Hello Bordiba,
a) I say we keep things as simple as possible. For our first function, let's try an absolute value function whose axis of symmetry is at $$x=\frac{1}{2}$$, and has the required roots and area. So let's begin with:
$$f(x)=A|2x-1|+B$$
With the required roots in mind, we may write:
$$f(0)=f(1)=A+B=0\,\therefore\,A=-B$$
With the required triangular area in mind, we find:
$$\frac{1}{2}(1-0)B=1\,\therefore\,B=2$$
and so we have:
$$f(x)=-2|2x-1|+2$$
Here is a plot of the function:
View attachment 1124
Next, let's try a quadratic function.
With the required roots in mind, we may write it as:
$$f(x)=Ax(x-1)=A\left(x^2-x \right)$$
With the required area in mind, we may write:
$$A\int_0^1 x^2-x\,dx=1$$
Applying the FTOC, we have:
$$A\left[\frac{1}{3}x^3-\frac{1}{2}x^2 \right]_0^1=1$$
$$A\left[2x^3-3x^2 \right]_0^1=6$$
$$A\left(2-3 \right)=6$$
$$A=-6$$
And so we have:
$$f(x)=6x(1-x)$$
Here is a plot of the function:
View attachment 1125
b) To find the arc-lengths, we need only apply the Pythagorean theorem for the first function:
$$s=2\sqrt{\left(\frac{1}{2} \right)^2+2^2}=\sqrt{17}$$
For the second function, we will use:
$$s=2\int_0^{\frac{1}{2}}\sqrt{1+(6(1-2x))^2}\,dx$$
Using the trigonometric substitution:
$$6(1-2x)=6-12x=\tan(\theta)\,\therefore\,-12\,dx=\sec^2(\theta)\,d\theta$$
we have:
$$s=\frac{1}{6}\int_0^{\tan^{-1}(6)}\sec^3(\theta)\,d\theta$$
With a bit of manipulation, we can get this in a form we can integrate directly:
$$\sec^3(\theta)=\frac{1}{2}\left(\sec^3(\theta)+ \sec^3(\theta) \right)=\frac{1}{2}\left(\sec^3(\theta)+ \sec(\theta)\left(\tan^2(\theta)+1 \right) \right)=$$
$$\frac{1}{2}\left(\sec^3(\theta)+ \sec(\theta)\tan^2(\theta)+\sec(\theta)\frac{\tan(\theta)+ \sec(\theta)}{\tan(\theta)+\sec(\theta)} \right)=$$
$$\frac{1}{2}\left(\left(\sec(\theta)\sec^2(\theta)+\sec(\theta)\tan^2(\theta) \right)+\left(\frac{\sec(\theta)\tan(\theta)+\sec^2(\theta)}{\sec(\theta)+\tan(\theta)} \right) \right)=$$
$$\frac{1}{2}\frac{d}{d\theta}\left(\sec(\theta)\tan(\theta)+\ln\left|\sec(\theta)+\tan(\theta) \right| \right)$$
So now we have:
$$s=\frac{1}{12}\int_0^{\tan^{-1}(6)}\,d \left(\sec( \theta)\tan( \theta)+\ln\left|\sec( \theta)+\tan( \theta) \right| \right)$$
Applying the FTOC, we have:
$$s=\frac{1}{12}\left[\sec( \theta)\tan( \theta)+\ln\left|\sec( \theta)+\tan( \theta) \right| \right]_0^{\tan^{-1}(6)}=$$
$$\frac{1}{12}\left(6\sqrt{37}+\ln\left(\sqrt{37}+6 \right) \right)\approx3.249029586202852$$
c) Let's try a quartic function this time, since the area seem to be decreasing as the order increases.
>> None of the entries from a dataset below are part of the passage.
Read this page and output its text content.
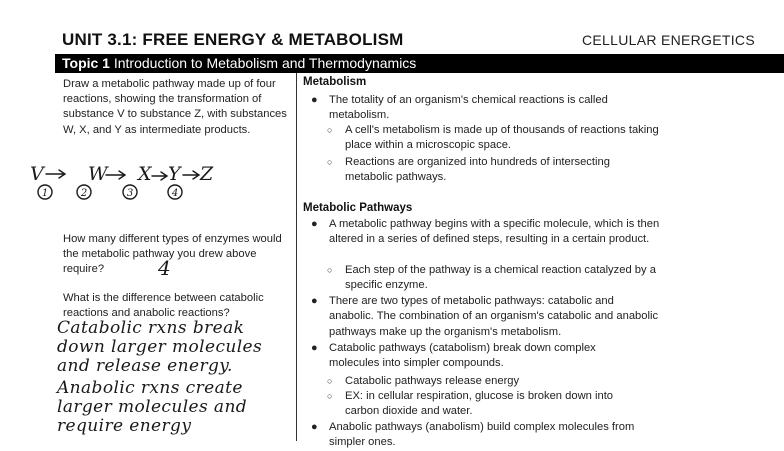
UNIT 3.1: FREE ENERGY & METABOLISM	CELLULAR ENERGETICS
Topic 1 Introduction to Metabolism and Thermodynamics
Draw a metabolic pathway made up of four reactions, showing the transformation of substance V to substance Z, with substances W, X, and Y as intermediate products.
V W X Y Z
1	2	3	4
How many different types of enzymes would the metabolic pathway you drew above require?	4
What is the difference between catabolic reactions and anabolic reactions?
Catabolic rxns break down larger molecules and release energy.
Anabolic rxns create larger molecules and require energy
Metabolism
● The totality of an organism's chemical reactions is called metabolism.
○ A cell's metabolism is made up of thousands of reactions taking place within a microscopic space.
○ Reactions are organized into hundreds of intersecting metabolic pathways.
Metabolic Pathways
● A metabolic pathway begins with a specific molecule, which is then altered in a series of defined steps, resulting in a certain product.
○ Each step of the pathway is a chemical reaction catalyzed by a specific enzyme.
● There are two types of metabolic pathways: catabolic and anabolic. The combination of an organism's catabolic and anabolic pathways make up the organism's metabolism.
● Catabolic pathways (catabolism) break down complex molecules into simpler compounds.
○ Catabolic pathways release energy
○ EX: in cellular respiration, glucose is broken down into carbon dioxide and water.
● Anabolic pathways (anabolism) build complex molecules from simpler ones.
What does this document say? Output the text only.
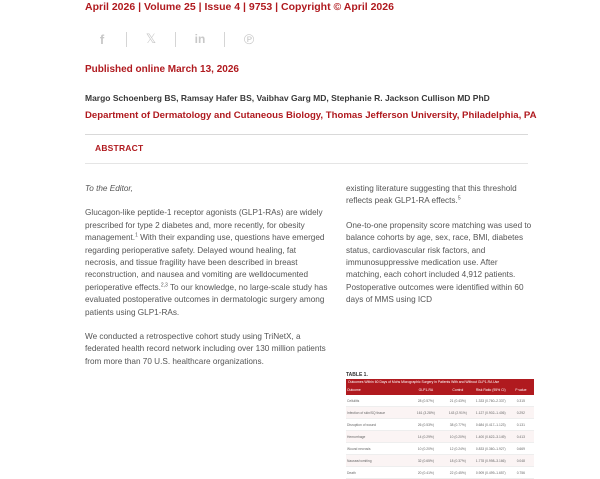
April 2026 | Volume 25 | Issue 4 | 9753 | Copyright © April 2026
f	𝕏	in	℗
Published online March 13, 2026
Margo Schoenberg BS, Ramsay Hafer BS, Vaibhav Garg MD, Stephanie R. Jackson Cullison MD PhD
Department of Dermatology and Cutaneous Biology, Thomas Jefferson University, Philadelphia, PA
ABSTRACT

To the Editor,

Glucagon-like peptide-1 receptor agonists (GLP1-RAs) are widely prescribed for type 2 diabetes and, more recently, for obesity management.$^1$ With their expanding use, questions have emerged regarding perioperative safety. Delayed wound healing, fat necrosis, and tissue fragility have been described in breast reconstruction, and nausea and vomiting are welldocumented perioperative effects.$^{2,3}$ To our knowledge, no large-scale study has evaluated postoperative outcomes in dermatologic surgery among patients using GLP1-RAs.

We conducted a retrospective cohort study using TriNetX, a federated health record network including over 130 million patients from more than 70 U.S. healthcare organizations.

existing literature suggesting that this threshold reflects peak GLP1-RA effects.$^5$

One-to-one propensity score matching was used to balance cohorts by age, sex, race, BMI, diabetes status, cardiovascular risk factors, and immunosuppressive medication use. After matching, each cohort included 4,912 patients. Postoperative outcomes were identified within 60 days of MMS using ICD

TABLE 1.
Outcomes Within 60 Days of Mohs Micrographic Surgery in Patients With and Without GLP1-RA Use
Outcome	GLP1-RA	Control	Risk Ratio (95% CI)	P value
Cellulitis	28 (0.57%)	21 (0.43%)	1.333 (0.760–2.337)	0.315
Infection of skin/SQ tissue	161 (3.28%)	143 (2.91%)	1.127 (0.902–1.406)	0.292
Disruption of wound	26 (0.53%)	38 (0.77%)	0.684 (0.417–1.123)	0.131
Hemorrhage	14 (0.29%)	10 (0.20%)	1.400 (0.622–3.149)	0.413
Wound necrosis	10 (0.20%)	12 (0.24%)	0.833 (0.360–1.927)	0.669
Nausea/vomiting	32 (0.65%)	18 (0.37%)	1.778 (0.998–3.166)	0.048
Death	20 (0.41%)	22 (0.45%)	0.909 (0.499–1.657)	0.756
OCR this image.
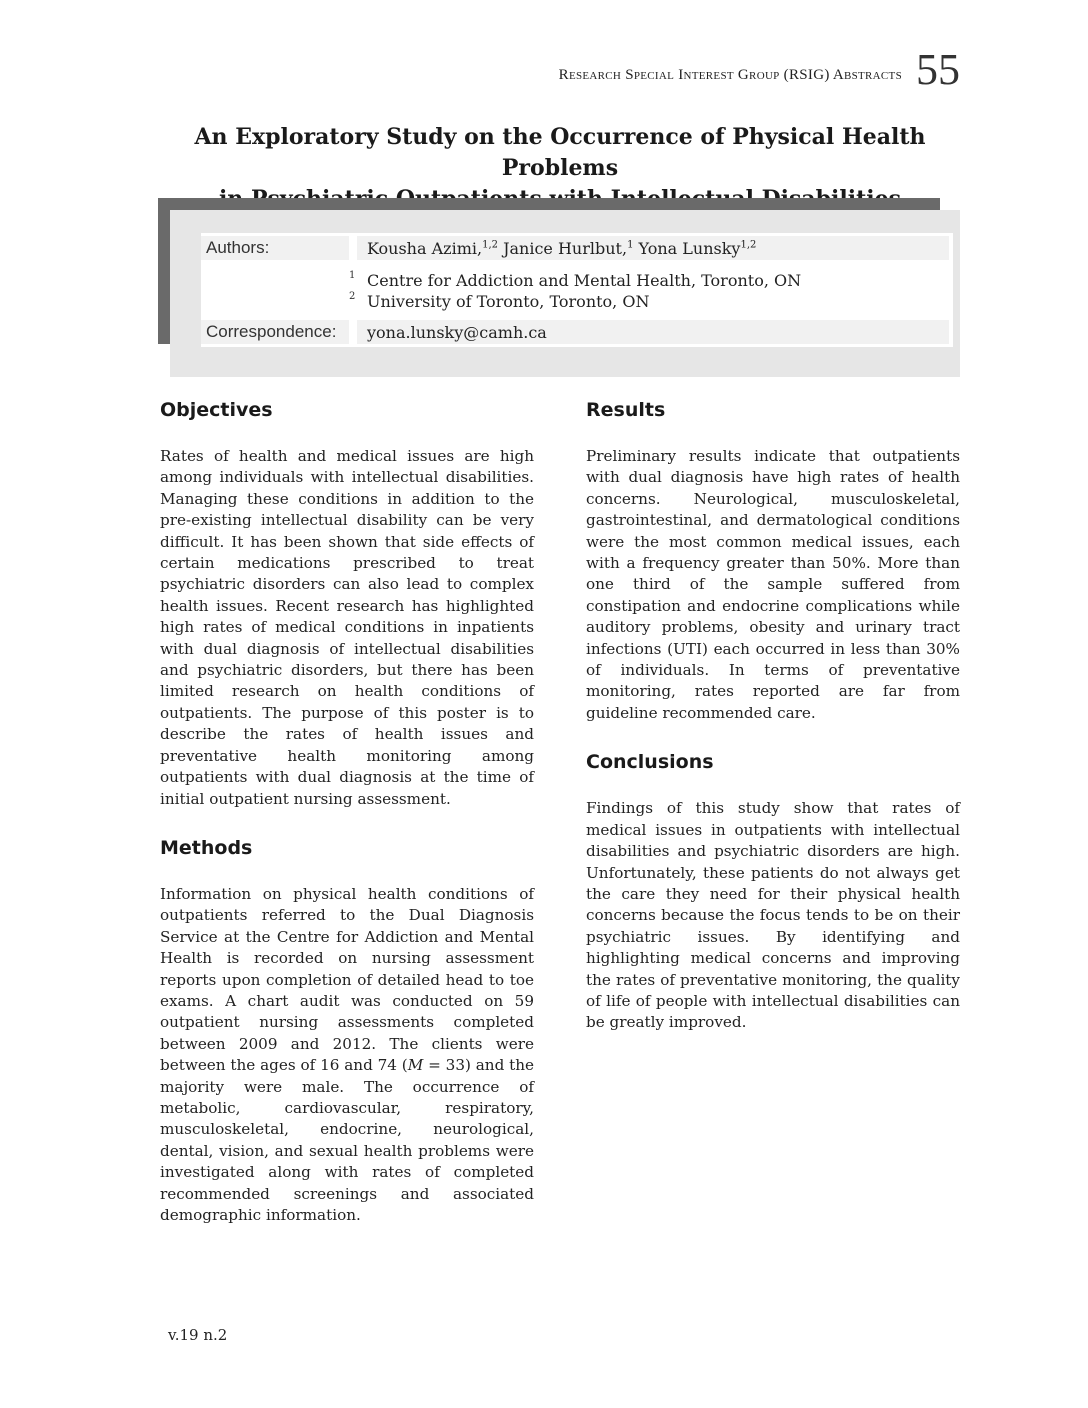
Research Special Interest Group (RSIG) Abstracts 55
An Exploratory Study on the Occurrence of Physical Health Problems
Authors:	Kousha Azimi,$^{1,2}$ Janice Hurlbut,$^1$ Yona Lunsky$^{1,2}$
1 Centre for Addiction and Mental Health, Toronto, ON
2 University of Toronto, Toronto, ON
Correspondence: yona.lunsky@camh.ca
Objectives

Rates of health and medical issues are high among individuals with intellectual disabilities. Managing these conditions in addition to the pre-existing intellectual disability can be very difficult. It has been shown that side effects of certain medications prescribed to treat psychiatric disorders can also lead to complex health issues. Recent research has highlighted high rates of medical conditions in inpatients with dual diagnosis of intellectual disabilities and psychiatric disorders, but there has been limited research on health conditions of outpatients. The purpose of this poster is to describe the rates of health issues and preventative health monitoring among outpatients with dual diagnosis at the time of initial outpatient nursing assessment.

Methods

Information on physical health conditions of outpatients referred to the Dual Diagnosis Service at the Centre for Addiction and Mental Health is recorded on nursing assessment reports upon completion of detailed head to toe exams. A chart audit was conducted on 59 outpatient nursing assessments completed between 2009 and 2012. The clients were between the ages of 16 and 74 (M = 33) and the majority were male. The occurrence of metabolic, cardiovascular, respiratory, musculoskeletal, endocrine, neurological, dental, vision, and sexual health problems were investigated along with rates of completed recommended screenings and associated demographic information.

Results

Preliminary results indicate that outpatients with dual diagnosis have high rates of health concerns. Neurological, musculoskeletal, gastrointestinal, and dermatological conditions were the most common medical issues, each with a frequency greater than 50%. More than one third of the sample suffered from constipation and endocrine complications while auditory problems, obesity and urinary tract infections (UTI) each occurred in less than 30% of individuals. In terms of preventative monitoring, rates reported are far from guideline recommended care.

Conclusions

Findings of this study show that rates of medical issues in outpatients with intellectual disabilities and psychiatric disorders are high. Unfortunately, these patients do not always get the care they need for their physical health concerns because the focus tends to be on their psychiatric issues. By identifying and highlighting medical concerns and improving the rates of preventative monitoring, the quality of life of people with intellectual disabilities can be greatly improved.

v.19 n.2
We may try:
$$f(x)=A\left(x-\frac{1}{2} \right)^4+B$$
With the root requirements in mind, we find:
$$f(0)=f(1)=\frac{A}{16}+B=0\,\therefore\,A=-16B$$
Now, with the requirement on the area in mind, we may write:
$$B\int_0^1 1-16\left(x-\frac{1}{2} \right)^4\,dx=1$$
Applying the FTOC, we have:
$$B\left[x-\frac{16}{5}\left(x-\frac{1}{2} \right)^5 \right]_0^1=1$$
$$B\left[5x-16\left(x-\frac{1}{2} \right)^5 \right]_0^1=5$$
$$B\left(\left(5-\frac{1}{2} \right)-\left(0+\frac{1}{2} \right) \right)=5$$
$$B=\frac{5}{4}$$
Thus, our function is:
$$f(x)=-20\left(x-\frac{1}{2} \right)^4+\frac{5}{4}=\frac{5}{4}\left(1-(2x-1)^4 \right)$$
Here is a plot of the function:
View attachment 1126
Using numeric integration, we find the arc-length is:
$$s=\int_0^1\sqrt{1+100(2x-1)^6}\,dx\approx
2.96314204075918$$